Pitocin is synthetic oxytocin. This drug is supposed to increase uterine contractions by replicating the hormone that is responsible for producing the contractions. Unfortunately the reason oxytocin is often not produced by the mother’s body is because the body is not yet ready for the contractions to strengthen. The result is very painful contractions that have little “break” time in between, tiring the mother out and stressing her body. Pitocin also usually requires an IV, and the breaking of the bag of waters for internal fetal monitoring where an electrode is placed into the baby’s scalp through the cervix. This very invasive procedure requires the amniotic sac to be ruptured and can cause the scalp of the baby to become bruised or infected.
If she is in a lot of pain, a woman may ask for an epidural, an injection into the spine to block the pain. Epidurals usually provide excellent pain relief but also make it more difficult for babies to move and rotate to fit through the mother’s pelvis. An epidural also makes it hard for a woman to walk or move the lower half of her body. With an epidural she is usually unable to change her position to facilitate labor; she is confined to her bed. She also has difficulty feeling the need to push and responding to that need. This often leads to a longer pushing stage and a much higher incidence of the use of forceps or a vacuum to facilitate delivery.

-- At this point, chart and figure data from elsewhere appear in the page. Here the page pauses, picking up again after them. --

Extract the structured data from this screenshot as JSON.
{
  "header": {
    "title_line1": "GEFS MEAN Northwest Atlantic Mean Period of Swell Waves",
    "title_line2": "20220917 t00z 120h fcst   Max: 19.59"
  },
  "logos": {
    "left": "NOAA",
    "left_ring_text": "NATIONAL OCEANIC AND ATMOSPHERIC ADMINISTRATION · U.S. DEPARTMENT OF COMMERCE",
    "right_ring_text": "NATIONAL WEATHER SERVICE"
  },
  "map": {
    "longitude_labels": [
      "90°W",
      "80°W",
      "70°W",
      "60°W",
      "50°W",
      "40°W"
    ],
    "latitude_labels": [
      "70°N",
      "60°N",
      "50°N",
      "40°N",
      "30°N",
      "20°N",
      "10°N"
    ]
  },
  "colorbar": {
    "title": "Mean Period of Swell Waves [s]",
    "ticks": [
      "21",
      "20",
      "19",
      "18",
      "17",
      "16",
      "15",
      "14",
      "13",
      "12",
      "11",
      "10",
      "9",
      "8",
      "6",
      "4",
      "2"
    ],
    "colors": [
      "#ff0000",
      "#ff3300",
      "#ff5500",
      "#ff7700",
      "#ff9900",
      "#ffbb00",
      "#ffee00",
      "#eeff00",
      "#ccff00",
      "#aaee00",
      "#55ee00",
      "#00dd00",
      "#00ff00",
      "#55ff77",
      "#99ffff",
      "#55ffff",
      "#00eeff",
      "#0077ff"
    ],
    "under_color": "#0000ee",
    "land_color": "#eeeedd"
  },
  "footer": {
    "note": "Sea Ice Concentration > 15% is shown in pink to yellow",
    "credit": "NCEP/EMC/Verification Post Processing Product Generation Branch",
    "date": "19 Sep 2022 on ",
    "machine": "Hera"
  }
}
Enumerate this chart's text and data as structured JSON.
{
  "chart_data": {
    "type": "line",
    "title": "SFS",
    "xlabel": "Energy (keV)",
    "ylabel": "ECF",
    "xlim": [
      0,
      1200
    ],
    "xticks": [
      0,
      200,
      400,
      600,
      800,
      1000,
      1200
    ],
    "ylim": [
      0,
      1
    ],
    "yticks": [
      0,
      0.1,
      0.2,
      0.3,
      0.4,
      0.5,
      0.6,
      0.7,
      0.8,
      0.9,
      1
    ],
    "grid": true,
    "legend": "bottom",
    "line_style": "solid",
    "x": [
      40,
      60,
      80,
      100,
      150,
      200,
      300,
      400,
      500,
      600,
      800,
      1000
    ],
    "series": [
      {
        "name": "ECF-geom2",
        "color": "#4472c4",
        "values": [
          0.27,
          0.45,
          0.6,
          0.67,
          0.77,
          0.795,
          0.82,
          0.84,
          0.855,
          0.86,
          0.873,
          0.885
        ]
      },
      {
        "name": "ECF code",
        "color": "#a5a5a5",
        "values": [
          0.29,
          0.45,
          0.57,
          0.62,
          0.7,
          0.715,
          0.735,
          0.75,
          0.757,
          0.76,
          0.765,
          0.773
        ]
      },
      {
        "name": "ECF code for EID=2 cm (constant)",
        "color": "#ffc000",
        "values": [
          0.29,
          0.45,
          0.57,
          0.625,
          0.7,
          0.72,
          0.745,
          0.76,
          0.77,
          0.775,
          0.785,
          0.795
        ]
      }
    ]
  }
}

The amniotic sac is the bag of waters that surrounds the baby in utero. Doctors may break the water (artificially rupture the membranes) to speed up labor or to assist with another intervention. The bag of waters usually ruptures on its own during active labor. Before it ruptures it protects the baby and the umbilical cord from the pressure of contractions and from germs. It may also help the baby rotate as it travels through the pelvis. Once the sac is broken the mother may experience more pain. The woman is now also on a time line; most hospitals have a policy that the baby must be born within 24 hours of the bag of water being ruptured.
An episiotomy is a cut made to enlarge the opening of the vagina. Sometimes during delivery woman will tear in the perineal region and episiotomies were believed to help a woman heal more quickly after labor. Since many women do not tear at all or have minor tears, an episiotomy may cause a more serious wound. They also can cause damage to the muscles in the region leading to incontinence or other issues. There are methods to help the perineum during labor, and those should be tried before an episiotomy is performed.
Finally, I would like to talk briefly about informed consent. Before a procedure is performed, the doctor is supposed to let you know the benefits and risks of that procedure. In practice, the laboring woman is often not told of the potential risks of each procedure. To counteract this it is important to inform yourself, your labor partner(s) and doula of your wishes for each procedure in case you are not able to voice your thoughts at the time.
Some questions you may want to ask yourself before you agree to a procedure are:
- Why is this needed?
- What is involved and what are the risks?
- Is there an alternative?
- What happens if we do nothing or wait?
- Will this necessitate other interventions?